Burt attributes his success to his hands-on leadership style and open communication with his team. He walks each property once a month and visits new projects every two weeks. When something needs to be done, he leads by example.

“For the last two days, I’ve been in Asheville,” he said. “I went to a nursery, bought $4,000 of shrubbery for three buildings and literally did all the manual labor with my employees just to get it done. Once they realize the owner is working just as hard as you are, it’s motivating.”

What sprouted from shirtless and shoeless beginnings has grown into Burt Development, with properties ranging from Mobile, Ala., to Asheville, N.C., and three properties thriving in the Upstate. The sky is the limit as to where Burt will strike next, he said.

“I want to do a project with one of those cranes like you see downtown,” he said. “Everything I’m doing now I can get to with a forklift. Maybe one day.”



The Mill Man’s project status


Pace Burt’s developments in the Upstate include:


The Lofts of Greenville


The $18 million, 190-unit apartment complex in the former Monaghan Mill is 100 percent occupied and pre-leased.


Mayfair Mill Lofts (Spartanburg)


The $8 million, 107-unit lot complex in a renovated 1922 mill building is 100 percent occupied and pre-leased.


West Village Lofts at Brandon Mill (Greenville)

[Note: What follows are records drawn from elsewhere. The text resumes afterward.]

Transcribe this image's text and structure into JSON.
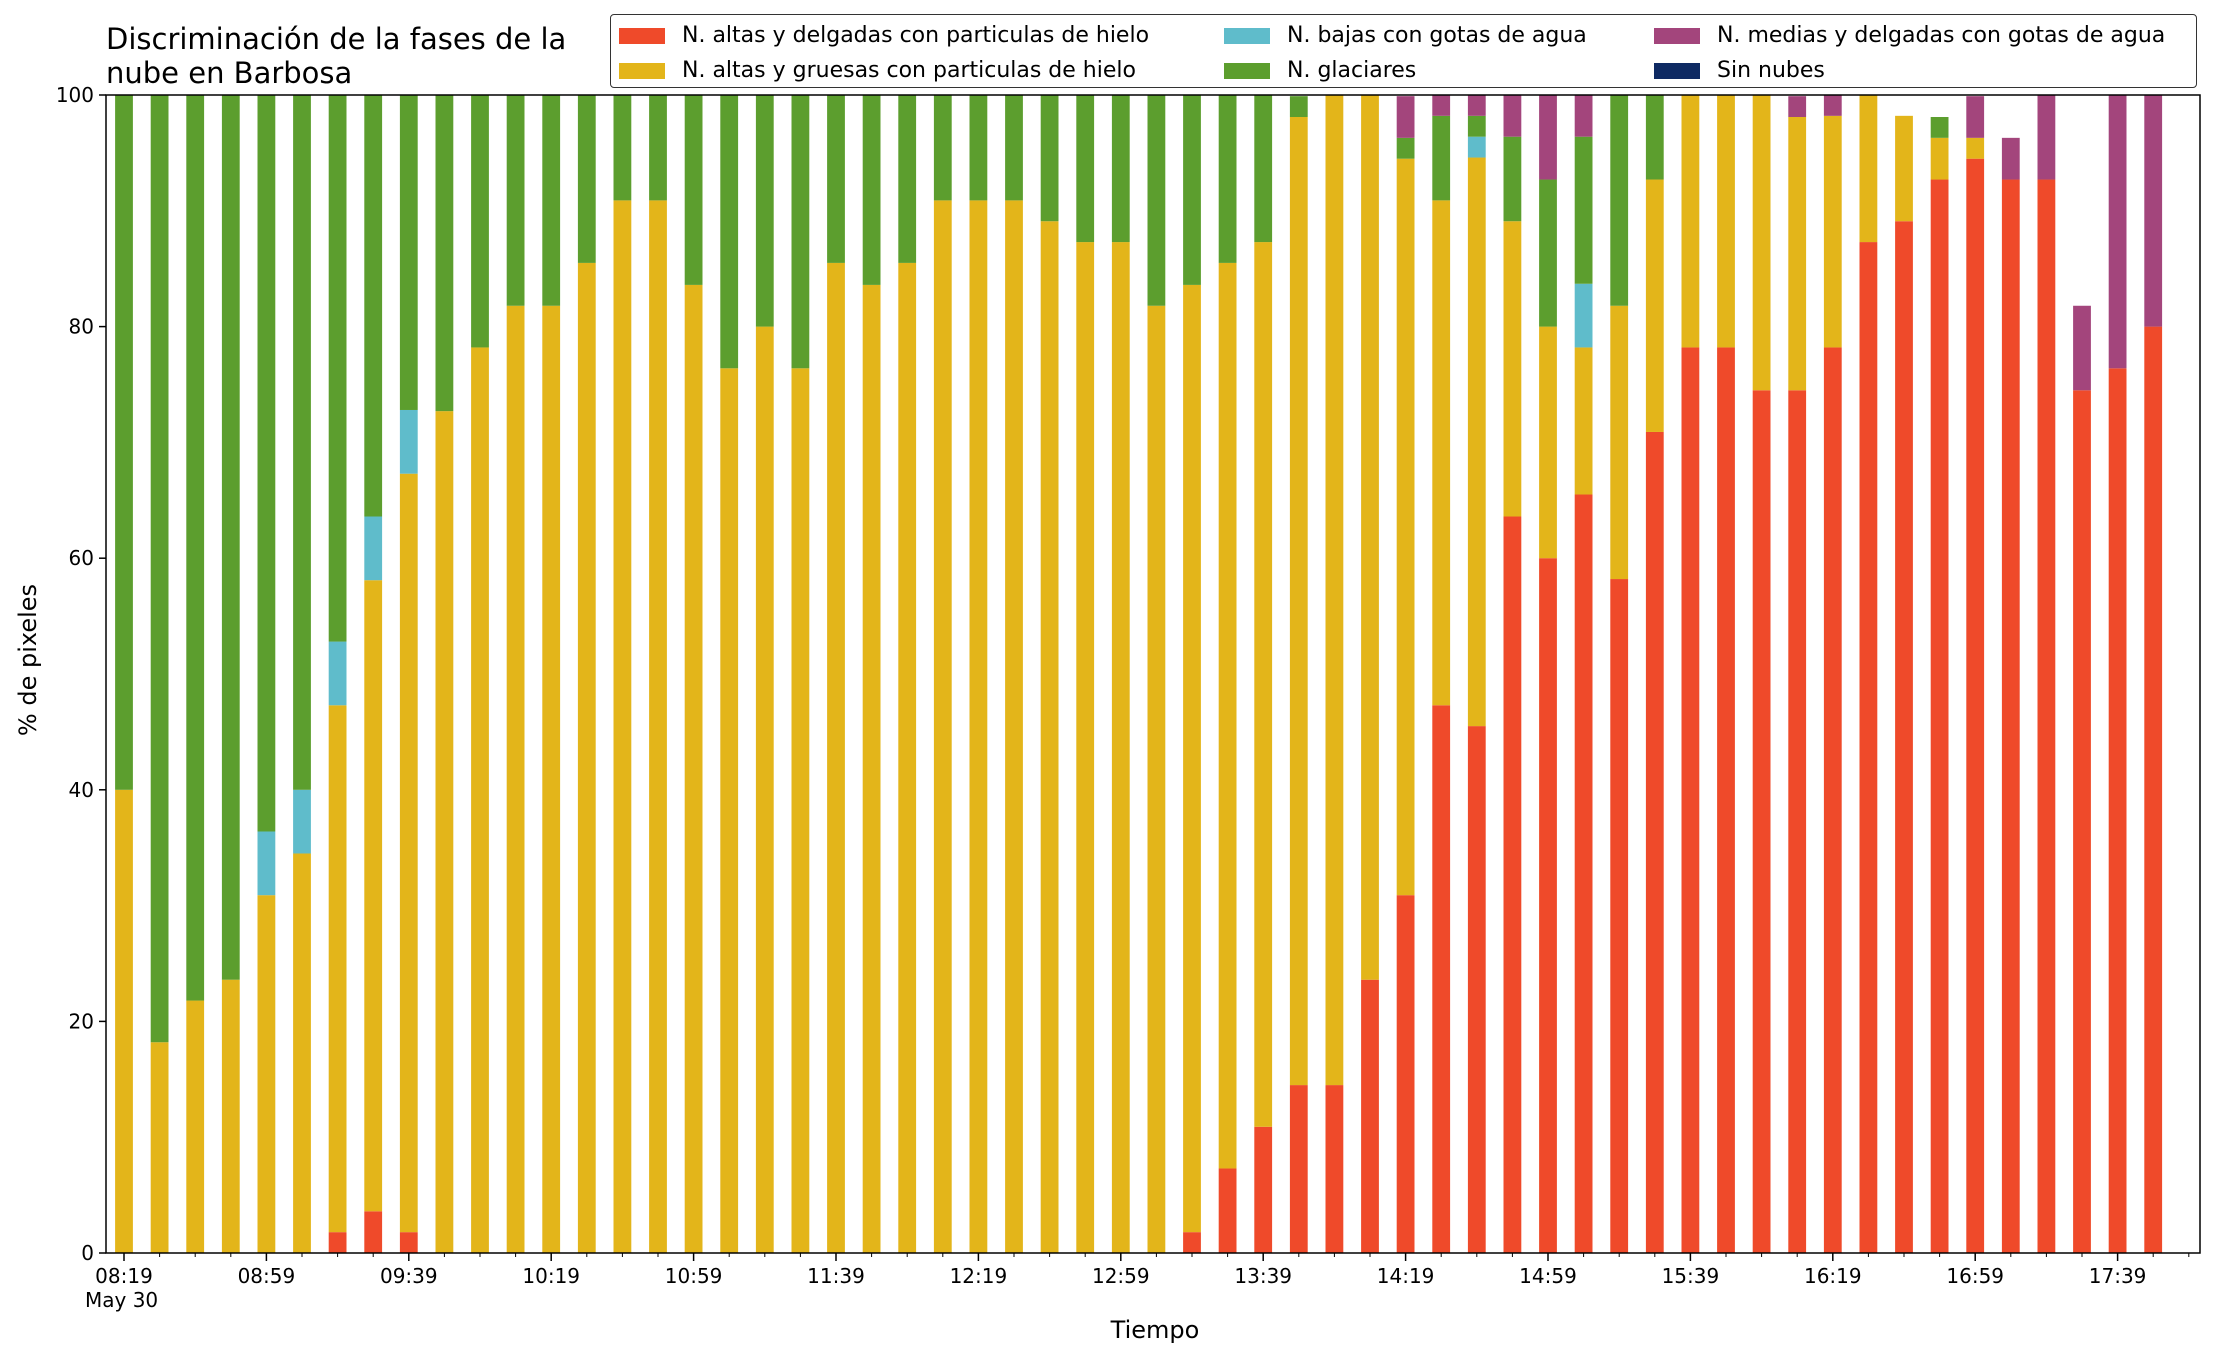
{
  "chart_data": {
    "type": "bar",
    "stacked": true,
    "title": "Discriminación de la fases de la\nnube en Barbosa",
    "xlabel": "Tiempo",
    "ylabel": "% de pixeles",
    "ylim": [
      0,
      100
    ],
    "yticks": [
      0,
      20,
      40,
      60,
      80,
      100
    ],
    "grid": false,
    "legend_position": "top-right",
    "x_sublabel": "May 30",
    "x_tick_labels": [
      "08:19",
      "08:59",
      "09:39",
      "10:19",
      "10:59",
      "11:39",
      "12:19",
      "12:59",
      "13:39",
      "14:19",
      "14:59",
      "15:39",
      "16:19",
      "16:59",
      "17:39"
    ],
    "categories": [
      "08:19",
      "08:29",
      "08:39",
      "08:49",
      "08:59",
      "09:09",
      "09:19",
      "09:29",
      "09:39",
      "09:49",
      "09:59",
      "10:09",
      "10:19",
      "10:29",
      "10:39",
      "10:49",
      "10:59",
      "11:09",
      "11:19",
      "11:29",
      "11:39",
      "11:49",
      "11:59",
      "12:09",
      "12:19",
      "12:29",
      "12:39",
      "12:49",
      "12:59",
      "13:09",
      "13:19",
      "13:29",
      "13:39",
      "13:49",
      "13:59",
      "14:09",
      "14:19",
      "14:29",
      "14:39",
      "14:49",
      "14:59",
      "15:09",
      "15:19",
      "15:29",
      "15:39",
      "15:49",
      "15:59",
      "16:09",
      "16:19",
      "16:29",
      "16:39",
      "16:49",
      "16:59",
      "17:09",
      "17:19",
      "17:29",
      "17:39",
      "17:49"
    ],
    "series": [
      {
        "name": "N. altas y delgadas con particulas de hielo",
        "color": "#ef4a2a",
        "values": [
          0,
          0,
          0,
          0,
          0,
          0,
          1.8,
          3.6,
          1.8,
          0,
          0,
          0,
          0,
          0,
          0,
          0,
          0,
          0,
          0,
          0,
          0,
          0,
          0,
          0,
          0,
          0,
          0,
          0,
          0,
          0,
          1.8,
          7.3,
          10.9,
          14.5,
          14.5,
          23.6,
          30.9,
          47.3,
          45.5,
          63.6,
          60.0,
          65.5,
          58.2,
          70.9,
          78.2,
          78.2,
          74.5,
          74.5,
          78.2,
          87.3,
          89.1,
          92.7,
          94.5,
          92.7,
          92.7,
          74.5,
          76.4,
          80.0
        ]
      },
      {
        "name": "N. altas y gruesas con particulas de hielo",
        "color": "#e3b51a",
        "values": [
          40.0,
          18.2,
          21.8,
          23.6,
          30.9,
          34.5,
          45.5,
          54.5,
          65.5,
          72.7,
          78.2,
          81.8,
          81.8,
          85.5,
          90.9,
          90.9,
          83.6,
          76.4,
          80.0,
          76.4,
          85.5,
          83.6,
          85.5,
          90.9,
          90.9,
          90.9,
          89.1,
          87.3,
          87.3,
          81.8,
          81.8,
          78.2,
          76.4,
          83.6,
          85.5,
          76.4,
          63.6,
          43.6,
          49.1,
          25.5,
          20.0,
          12.7,
          23.6,
          21.8,
          21.8,
          21.8,
          25.5,
          23.6,
          20.0,
          12.7,
          9.1,
          3.6,
          1.8,
          0,
          0,
          0,
          0,
          0
        ]
      },
      {
        "name": "N. bajas con gotas de agua",
        "color": "#5fbccb",
        "values": [
          0,
          0,
          0,
          0,
          5.5,
          5.5,
          5.5,
          5.5,
          5.5,
          0,
          0,
          0,
          0,
          0,
          0,
          0,
          0,
          0,
          0,
          0,
          0,
          0,
          0,
          0,
          0,
          0,
          0,
          0,
          0,
          0,
          0,
          0,
          0,
          0,
          0,
          0,
          0,
          0,
          1.8,
          0,
          0,
          5.5,
          0,
          0,
          0,
          0,
          0,
          0,
          0,
          0,
          0,
          0,
          0,
          0,
          0,
          0,
          0,
          0
        ]
      },
      {
        "name": "N. glaciares",
        "color": "#5c9e2e",
        "values": [
          60.0,
          81.8,
          78.2,
          76.4,
          63.6,
          60.0,
          47.3,
          36.4,
          27.3,
          27.3,
          21.8,
          18.2,
          18.2,
          14.5,
          9.1,
          9.1,
          16.4,
          23.6,
          20.0,
          23.6,
          14.5,
          16.4,
          14.5,
          9.1,
          9.1,
          9.1,
          10.9,
          12.7,
          12.7,
          18.2,
          16.4,
          14.5,
          12.7,
          1.8,
          0,
          0,
          1.8,
          7.3,
          1.8,
          7.3,
          12.7,
          12.7,
          18.2,
          7.3,
          0,
          0,
          0,
          0,
          0,
          0,
          0,
          1.8,
          0,
          0,
          0,
          0,
          0,
          0
        ]
      },
      {
        "name": "N. medias y delgadas con gotas de agua",
        "color": "#a3457c",
        "values": [
          0,
          0,
          0,
          0,
          0,
          0,
          0,
          0,
          0,
          0,
          0,
          0,
          0,
          0,
          0,
          0,
          0,
          0,
          0,
          0,
          0,
          0,
          0,
          0,
          0,
          0,
          0,
          0,
          0,
          0,
          0,
          0,
          0,
          0,
          0,
          0,
          3.6,
          1.8,
          1.8,
          3.6,
          7.3,
          3.6,
          0,
          0,
          0,
          0,
          0,
          1.8,
          1.8,
          0,
          0,
          0,
          3.6,
          3.6,
          7.3,
          7.3,
          25.5,
          23.6
        ]
      },
      {
        "name": "Sin nubes",
        "color": "#0e2a63",
        "values": [
          0,
          0,
          0,
          0,
          0,
          0,
          0,
          0,
          0,
          0,
          0,
          0,
          0,
          0,
          0,
          0,
          0,
          0,
          0,
          0,
          0,
          0,
          0,
          0,
          0,
          0,
          0,
          0,
          0,
          0,
          0,
          0,
          0,
          0,
          0,
          0,
          0,
          0,
          0,
          0,
          0,
          0,
          0,
          0,
          0,
          0,
          0,
          0,
          0,
          0,
          0,
          0,
          0,
          0,
          0,
          0,
          0,
          0
        ]
      }
    ]
  }
}
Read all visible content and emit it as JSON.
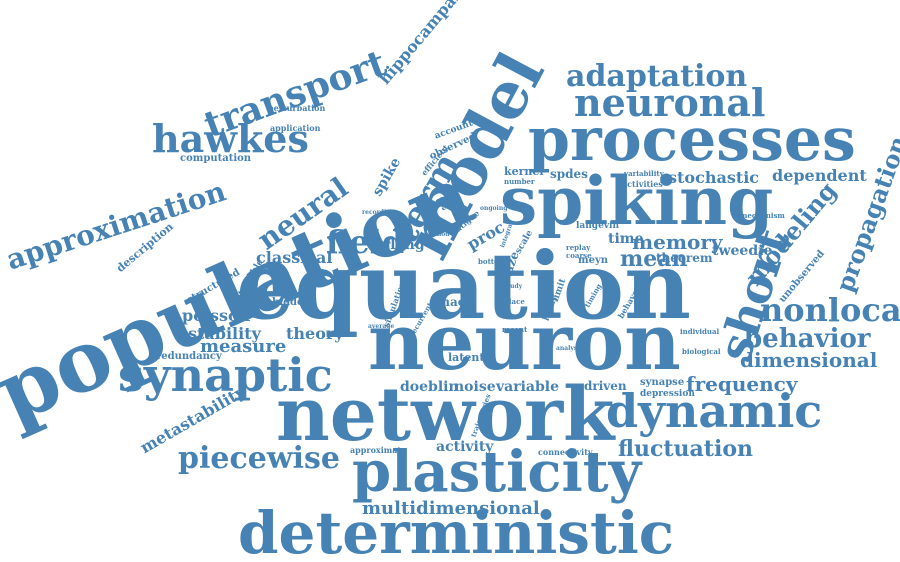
{
  "colors": {
    "word": "#4682b4",
    "background": "#ffffff"
  },
  "words": [
    "population",
    "equation",
    "neuron",
    "network",
    "spiking",
    "processes",
    "model",
    "deterministic",
    "plasticity",
    "synaptic",
    "dynamic",
    "neuronal",
    "transport",
    "hawkes",
    "piecewise",
    "approximation",
    "adaptation",
    "short",
    "nonlocal",
    "term",
    "field",
    "neural",
    "behavior",
    "modeling",
    "propagation",
    "frequency",
    "dimensional",
    "fluctuation",
    "memory",
    "mean",
    "stochastic",
    "dependent",
    "metastability",
    "measure",
    "multidimensional",
    "hippocampal",
    "classical",
    "poisson",
    "stability",
    "theory",
    "erlang",
    "time",
    "tweedie",
    "theorem",
    "description",
    "activity",
    "variable",
    "noise",
    "doeblin",
    "spike",
    "spdes",
    "kernel",
    "proc",
    "size",
    "chao",
    "latent",
    "driven",
    "synapse",
    "depression",
    "redundancy",
    "hidden",
    "structured",
    "metastable",
    "observed",
    "account",
    "efficient",
    "perturbation",
    "application",
    "computation",
    "unobserved",
    "approximate",
    "connectivity",
    "langevin",
    "meyn",
    "simulation",
    "leaky",
    "limit",
    "mechanism",
    "variability",
    "activities",
    "individual",
    "biological",
    "timing",
    "behave",
    "replay",
    "coarse",
    "analysis",
    "recent",
    "place",
    "recurrent",
    "average",
    "number",
    "example",
    "recording",
    "ongoing",
    "fatigue",
    "scale",
    "bottom",
    "trajectories",
    "method",
    "study",
    "integral"
  ]
}
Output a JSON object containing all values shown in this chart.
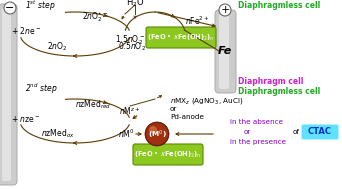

There are currently no roadblocks, said Burt. Two-thirds of the mill are framed. Phase 1 (67 units) on track to open in May 2016. Phase 2 projected to open early Fall 2016; phase 3 projected to open late Fall 2016.


Arcadia (Spartanburg)


Still in design phase with projected start mid-2016 and finishing in 2017. Arcadia will have approximately 110 units.


Reaching out


Pace Burt’s development projects often include initiatives aimed at helping the community around it to grow. Some of what he’s working on in the Upstate’s mill villages include:




Burt is donating 6 acres at a value of $1.2 million dollars to Greenville County to create a park for the Monaghan Mill neighborhood, he said. “We own the property but we don’t utilize it, so they are going to create a park for the neighborhood and they are also going to expand their elderly community center that the county runs. So that’s something that we have stepped up to the plate to get done.”


Creating green space


Burt and Lofts at Greenville manager Kelly Beasley have been involved in neighborhood gatherings, doing landscape work and planting trees, and Burt hopes to do the same at Brandon Mill, he said. “If we can put some money together, I’d like to buy a few of the older mill houses and have them removed to create some green space for the neighborhood.”


Loan opportunities


Still in the planning phases, “there is an opportunity for us to help kick-start smaller businesses to come into the area,” Burt said, with an eye toward incorporating them into Brandon Mill. “We have a large open area inside the building where we would probably, at a very inexpensive rate, get the food truck businesses to come in.”